Date: Wed, 23 Nov 2016 13:33:32 -0700
From: Jason Gunthorpe <jgunthorpe@obsidianresearch.com>
To: Serguei Sagalovitch <serguei.sagalovitch@amd.com>
Cc: Logan Gunthorpe <logang@deltatee.com>,
        Dan Williams <dan.j.williams@intel.com>,
        "Deucher, Alexander" <Alexander.Deucher@amd.com>,
        "linux-nvdimm@lists.01.org" <linux-nvdimm@ml01.01.org>,
        "linux-rdma@vger.kernel.org" <linux-rdma@vger.kernel.org>,
        "linux-pci@vger.kernel.org" <linux-pci@vger.kernel.org>,
        "Kuehling, Felix" <Felix.Kuehling@amd.com>,
        "Bridgman, John" <John.Bridgman@amd.com>,
        "linux-kernel@vger.kernel.org" <linux-kernel@vger.kernel.org>,
        "dri-devel@lists.freedesktop.org" <dri-devel@lists.freedesktop.org>,
        "Koenig, Christian" <Christian.Koenig@amd.com>,
        "Sander, Ben" <ben.sander@amd.com>,
        "Suthikulpanit, Suravee" <Suravee.Suthikulpanit@amd.com>,
        "Blinzer, Paul" <Paul.Blinzer@amd.com>,
        "Linux-media@vger.kernel.org" <Linux-media@vger.kernel.org>,
        Haggai Eran <haggaie@mellanox.com>
Subject: Re: Enabling peer to peer device transactions for PCIe devices
Message-ID: <20161123203332.GA15062@obsidianresearch.com>
References: <MWHPR12MB169484839282E2D56124FA02F7B50@MWHPR12MB1694.namprd12.prod.outlook.com>
 <CAPcyv4i_5r2RVuV4F6V3ETbpKsf8jnMyQviZ7Legz3N4-v+9Og@mail.gmail.com>
 <75a1f44f-c495-7d1e-7e1c-17e89555edba@amd.com>
 <45c6e878-bece-7987-aee7-0e940044158c@deltatee.com>
 <20161123190515.GA12146@obsidianresearch.com>
 <7bc38037-b6ab-943f-59db-6280e16901ab@amd.com>
 <20161123193228.GC12146@obsidianresearch.com>
 <c2c88376-5ba7-37d1-4d3e-592383ebb00a@amd.com>
MIME-Version: 1.0
Content-Type: text/plain; charset=us-ascii
Content-Disposition: inline
In-Reply-To: <c2c88376-5ba7-37d1-4d3e-592383ebb00a@amd.com>
User-Agent: Mutt/1.5.23 (2014-03-12)
Sender: linux-kernel-owner@vger.kernel.org
Content-Length: 1990
Lines: 47

On Wed, Nov 23, 2016 at 02:58:38PM -0500, Serguei Sagalovitch wrote:

>    We do not want to have "highly" dynamic translation due to
>    performance cost.  We need to support "overcommit" but would
>    like to minimize impact.  To support RDMA MRs for GPU/VRAM/PCIe
>    device memory (which is must) we need either globally force
>    pinning for the scope of "get_user_pages() / "put_pages" or have
>    special handling for RDMA MRs and similar cases.

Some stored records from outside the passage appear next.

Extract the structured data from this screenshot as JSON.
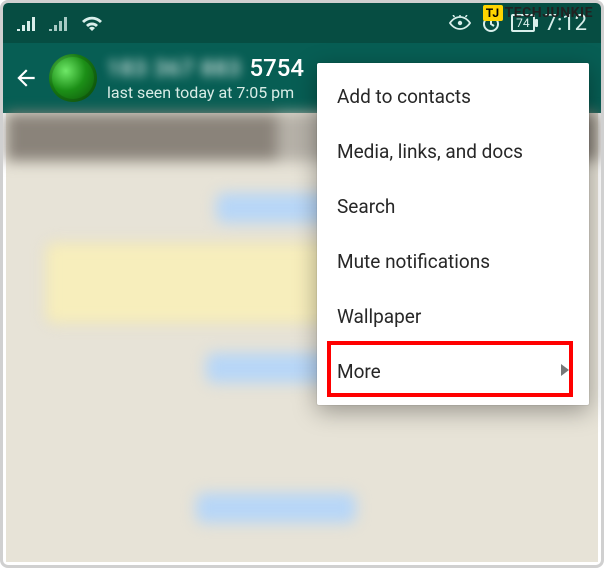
{
  "watermark": {
    "badge": "TJ",
    "text": "TECHJUNKIE"
  },
  "statusbar": {
    "battery": "74",
    "time": "7:12"
  },
  "appbar": {
    "contact_obscured": "183 367 883",
    "contact_number_suffix": "5754",
    "last_seen": "last seen today at 7:05 pm"
  },
  "menu": {
    "items": [
      {
        "label": "Add to contacts"
      },
      {
        "label": "Media, links, and docs"
      },
      {
        "label": "Search"
      },
      {
        "label": "Mute notifications"
      },
      {
        "label": "Wallpaper"
      },
      {
        "label": "More",
        "has_submenu": true
      }
    ]
  }
}
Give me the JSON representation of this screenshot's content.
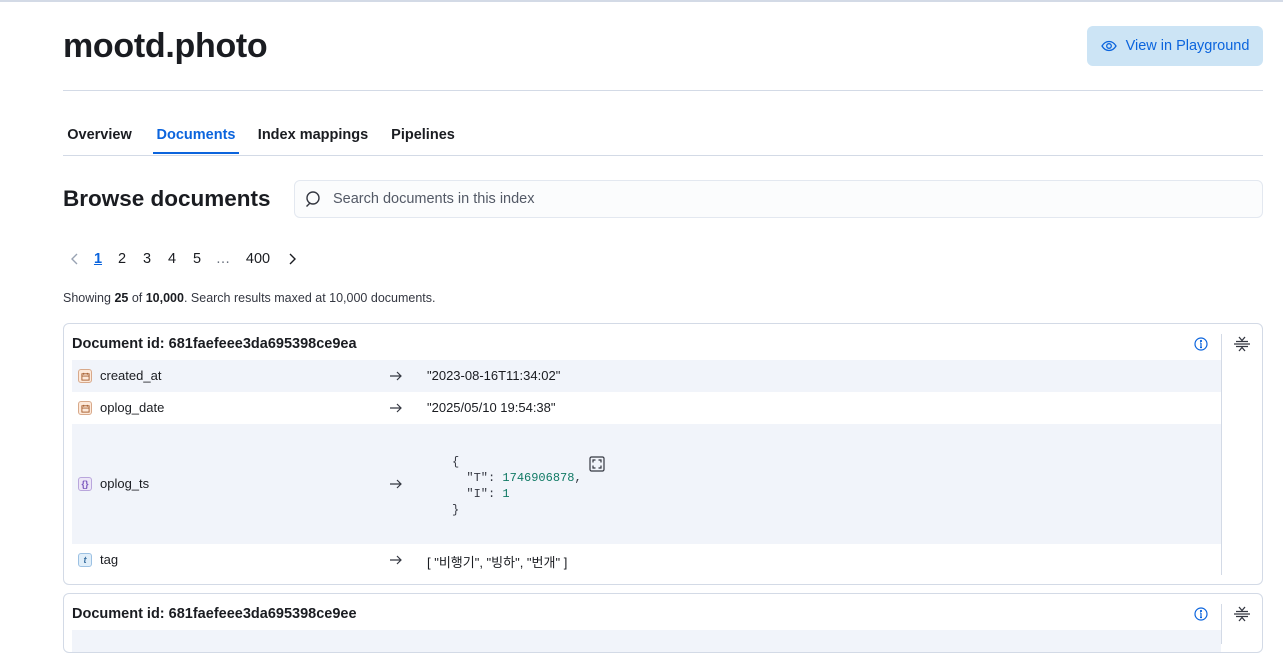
{
  "header": {
    "index_name": "mootd.photo",
    "playground_button": "View in Playground"
  },
  "tabs": [
    {
      "label": "Overview",
      "active": false
    },
    {
      "label": "Documents",
      "active": true
    },
    {
      "label": "Index mappings",
      "active": false
    },
    {
      "label": "Pipelines",
      "active": false
    }
  ],
  "browse": {
    "title": "Browse documents",
    "search_placeholder": "Search documents in this index"
  },
  "pagination": {
    "pages": [
      "1",
      "2",
      "3",
      "4",
      "5"
    ],
    "ellipsis": "…",
    "last": "400",
    "current": "1"
  },
  "results": {
    "prefix": "Showing ",
    "shown": "25",
    "of": " of ",
    "total": "10,000",
    "suffix": ". Search results maxed at 10,000 documents."
  },
  "documents": [
    {
      "title": "Document id: 681faefeee3da695398ce9ea",
      "fields": [
        {
          "name": "created_at",
          "type": "date",
          "value": "\"2023-08-16T11:34:02\""
        },
        {
          "name": "oplog_date",
          "type": "date",
          "value": "\"2025/05/10 19:54:38\""
        },
        {
          "name": "oplog_ts",
          "type": "object",
          "json": {
            "open": "{",
            "k1": "\"T\"",
            "v1": "1746906878",
            "k2": "\"I\"",
            "v2": "1",
            "close": "}"
          }
        },
        {
          "name": "tag",
          "type": "text",
          "value": "[ \"비행기\", \"빙하\", \"번개\" ]"
        }
      ]
    },
    {
      "title": "Document id: 681faefeee3da695398ce9ee"
    }
  ],
  "colors": {
    "accent": "#0b64dd",
    "button_bg": "#cce4f5",
    "row_shade": "#f1f4fa",
    "border": "#d3dae6"
  }
}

As I said, there is no possible special handling. Standard IB hardware
does not support changing the DMA address once a MR is created. Forget
about doing that.

Only ODP hardware allows changing the DMA address on the fly, and it
works at the page table level. We do not need special handling for
RDMA.

>    Generally it could be difficult to correctly handle "DMA in
>    progress" due to the facts that (a) DMA could originate from
>    numerous PCIe devices simultaneously including requests to
>    receive network data.

We handle all of this today in kernel via the page pinning mechanism.
This needs to be copied into peer-peer memory and GPU memory schemes
as well. A pinned page means the DMA address channot be changed and
there is active non-CPU access to it.

Any hardware that does not support page table mirroring must go this
route.

> (b) in HSA case DMA could originated from user space without kernel
>    driver knowledge.  So without corresponding h/w support
>    everywhere I do not see how it could be solved effectively.

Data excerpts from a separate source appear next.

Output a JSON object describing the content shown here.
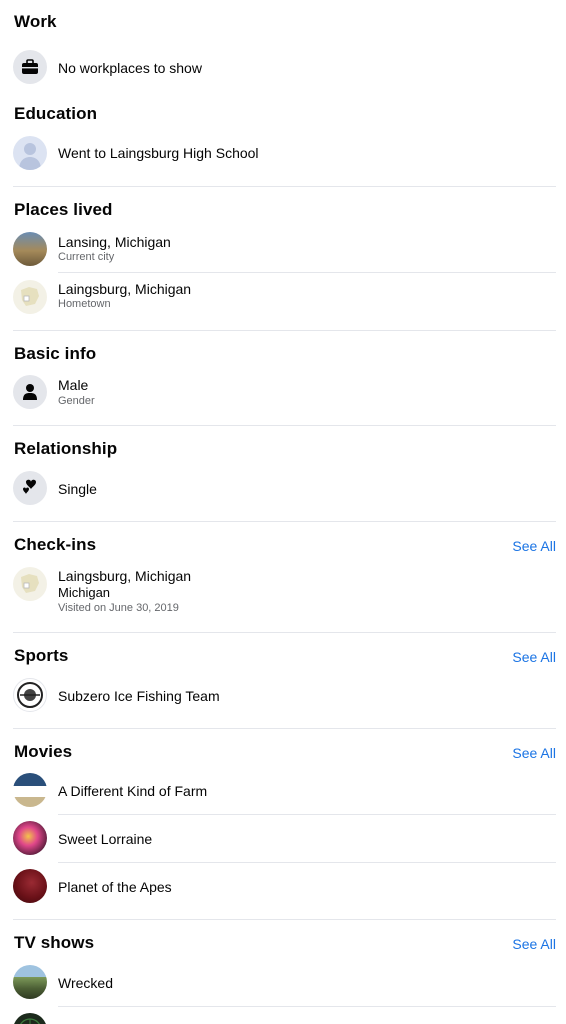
{
  "work": {
    "title": "Work",
    "item": "No workplaces to show",
    "icon": "briefcase-icon"
  },
  "education": {
    "title": "Education",
    "item": "Went to Laingsburg High School",
    "icon": "school-icon"
  },
  "places_lived": {
    "title": "Places lived",
    "items": [
      {
        "name": "Lansing, Michigan",
        "sub": "Current city",
        "icon": "city-photo"
      },
      {
        "name": "Laingsburg, Michigan",
        "sub": "Hometown",
        "icon": "map-icon"
      }
    ]
  },
  "basic_info": {
    "title": "Basic info",
    "value": "Male",
    "label": "Gender",
    "icon": "person-icon"
  },
  "relationship": {
    "title": "Relationship",
    "value": "Single",
    "icon": "hearts-icon"
  },
  "checkins": {
    "title": "Check-ins",
    "see_all": "See All",
    "item": {
      "name": "Laingsburg, Michigan",
      "region": "Michigan",
      "date": "Visited on June 30, 2019",
      "icon": "map-icon"
    }
  },
  "sports": {
    "title": "Sports",
    "see_all": "See All",
    "item": "Subzero Ice Fishing Team",
    "icon": "team-logo"
  },
  "movies": {
    "title": "Movies",
    "see_all": "See All",
    "items": [
      {
        "name": "A Different Kind of Farm",
        "icon": "movie-thumb-1"
      },
      {
        "name": "Sweet Lorraine",
        "icon": "movie-thumb-2"
      },
      {
        "name": "Planet of the Apes",
        "icon": "movie-thumb-3"
      }
    ]
  },
  "tv_shows": {
    "title": "TV shows",
    "see_all": "See All",
    "items": [
      {
        "name": "Wrecked",
        "icon": "tv-thumb-1"
      }
    ]
  },
  "colors": {
    "accent": "#1b74e4",
    "text": "#050505",
    "secondary": "#65676b",
    "divider": "#e4e6eb",
    "icon_bg": "#e4e6eb"
  }
}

All true user triggered DMA must go through some kind of coherent page
table mirroring scheme (eg this is what CAPI does, presumably AMDs HSA
is similar). A page table mirroring scheme is basically the same as
what ODP does.

Like I said, this is the direction the industry seems to be moving in,
so any solution here should focus on VMAs/page tables as the way to link
the peer-peer devices.

To me this means at least items #1 and #3 should be removed from
Alexander's list.

Jason